As the classroom door closes after them, Mr Howard clears his throat and starts today's topic.
My last class for the day English was surprisingly dull and annoying our English teacher didn't make it, so a substitute teacher taught us in his stead and I wished I had skipped that class.
As the last student left the cl, I turned in my classwork to the dull geeky looking substitute teacher and fastened my steps out of the class before she calls for me, if I had a thing for women and I was older I won't marry her even if given to me for free.
With my head down and hoodie covering half of my face, I made my way down the hallway towards my locker.
Once at my locker, I unlocked it, putting back the books I won't be needing at home for my evening studies.
I took out the books for tomorrow to revise the last class not and study ahead of tomorrow's class.

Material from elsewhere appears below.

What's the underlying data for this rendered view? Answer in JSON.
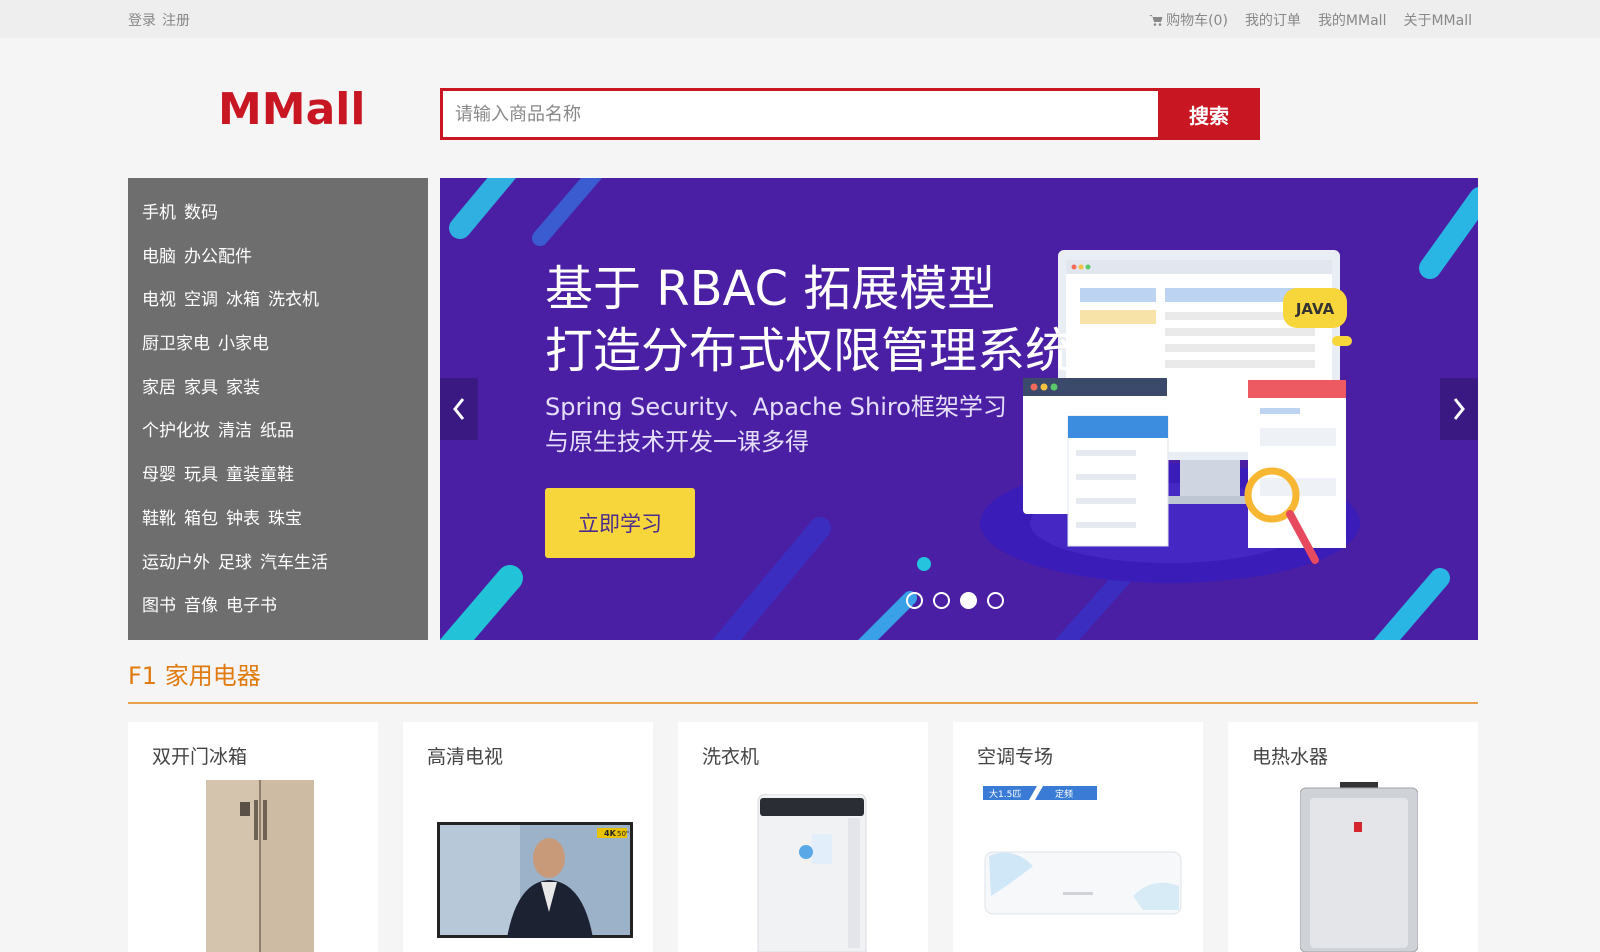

As I sort out my books, a loud laugh resonates from the sharp corner of the hallway. I turned my head slightly peeking beneath my bangs to see who the voice belongs to a part of me hoped it was Bryce, the owner of the voice soon rounded the corner and although one of the boys walking towards my direction was Bryce, among the group was Skylar's younger brother.
I stuffed my bag with the books I needed for self-study at home and out of my haste I closed the locker door with a bang attracting their attention, I turned my head briefly to see the boys looking my way, and Skylar's brother had this look in his eyes like he was accessing who made the noise.
I turned the lock of the locker, throwing my bag over my shoulder, and I speed my way towards the school exit.
" Hey, Jaidyn's little brother stop."
I heard Skylar's brother call behind me, but I paid no attention, nor did I think of stopping, I loved that my legs cooperate with me.
"You little piece of sh*t, I said stop."
His voice boomed through the hallway, but I was long gone and I practically half-ran to the gate, I don't usually take the bus, but I crossed to the bus stop quickly boarding the bus home.
I don't know his reason for calling me, but sincerely I don't want to know. I avoid trouble, no matter how great or small it is.
Yet everything about Skylar's brother screamed trouble in the highest pitch.